I’ll confess I associate male dominance (i.e., over women) with arrogance (as with a master over slaves, a controlling parent over children, an expert self-important professor over undergraduates, and the ivory tower tenured over college dropouts). And I connect certain language acts with the kind of arrogance I relate to male dominance.

Yesterday, my son and I watched the film Goodwill Hunting together. Tomorrow, I accompany him to his new college to leave him to start his first semester in higher education. Lot’s of feminist, rhetoric, translation lessons for us, father and son. My son looks a little like Will (i.e., Matt Damon’s character in the film) and, like Will, is the one of all his buddies who’s going to college and, like Will again, is one who has a rare gifting that a college professor has noticed and has offered him money (i.e., a scholarship) for. But my son and I are aware of the risks of ignoring the reality of fiction, the necessities of narrative (and not just someone’s propositional truth). After all, Matt Damon and co-writer Ben Affleck are, in real life, college dropout success stories, largely because of their writing about, but not necessarily developed by, higher education. (Damon was an English major at Harvard, no less; I think Affleck dropped out of community college.
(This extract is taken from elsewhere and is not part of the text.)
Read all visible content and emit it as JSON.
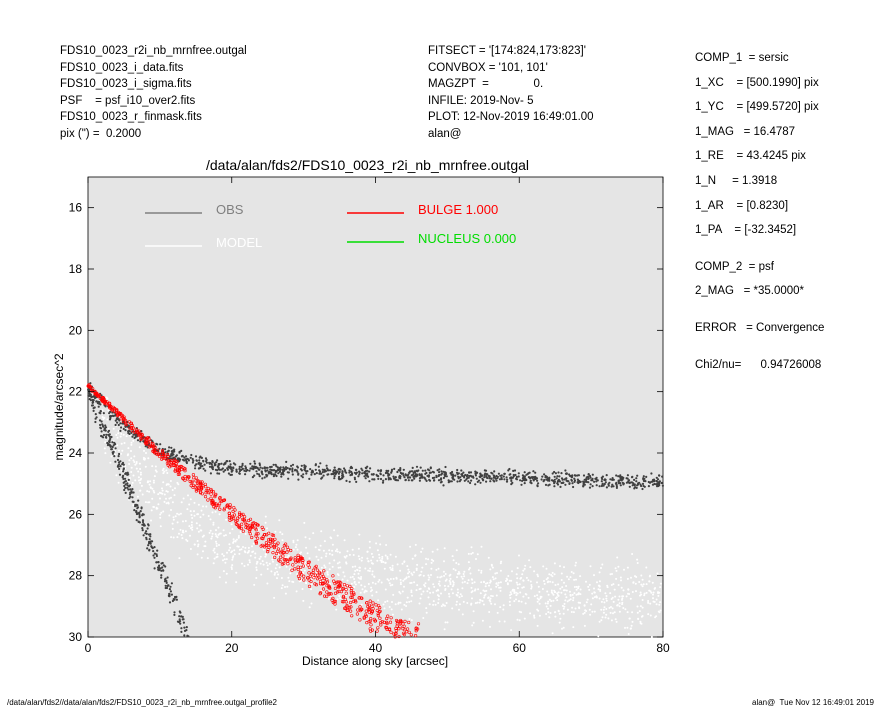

I keep hearing Harvey Graff talking about the “literacy myth,” and wonder if I, an academic in English studies, have believed it for my son.) It's tough for me to leave my son. What will he become?

2 comments:

MMcCracken said...

He will become a fine young man, after a few years of struggling against the idea that his parents do, in fact, know exactly what they are talking about. He may not realize it until later in his life, but you gave him a wonderful gift by accompanying him to college--an emotional and psychological journey too few fathers are willing to go on and a journey too few mothers are willing to let fathers and sons do together. I know, as a feminist, I should be posting about the importance of the mother (or primary care-giving partner) in the transition from high school to college, but I'm struck by importance a father (or male role model) plays in showing young men how to be men.

As for the literacy myth, all academics, even those of us familiar with Graff, at some point bought into the myth lock, stock, and barrel. Not only did the myth get us into our BA programs, but I'm convinced the myth is the only reason a majority of us enrolled in the PhD. Aren't we all seeking some affirmation from a piece of paper? Are we not still buying into the myth with our solitary writing endeavors shared only with one another because we took the initiative to form a group of fellow dissertators?

Thank you for posting about your journey, for sharing your experience with others rather than pretending that raising your child to leave you is an easy process and transition. I have no doubts that you and partner have provided your son with the skills and examples necessary to traverse life. Sure, he's going to make mistakes, but I think he'll find--much as I did--that when he needs you, he'll call....even if it is 2:00am and he's had to clean up a friend who was nursing homesickness with a bottle of vodka (a story for another time).

J. K. Gayle said...

Thanks, M., for the kind, and thoughtful comments. There is no myth to the value of encouragement from a colleague and friend. And I share your belief, as a feminist, that men have much to say to one another about the equal importance of learning from women and men. (I literally just left my son at his new campus, where he'd visited twice before with his mom, who paved the way for more good beginnings.) Thank you for sharing the allusion to someone's meaningful story, of mistakes, of learning to care for others, of profoundly important lessons.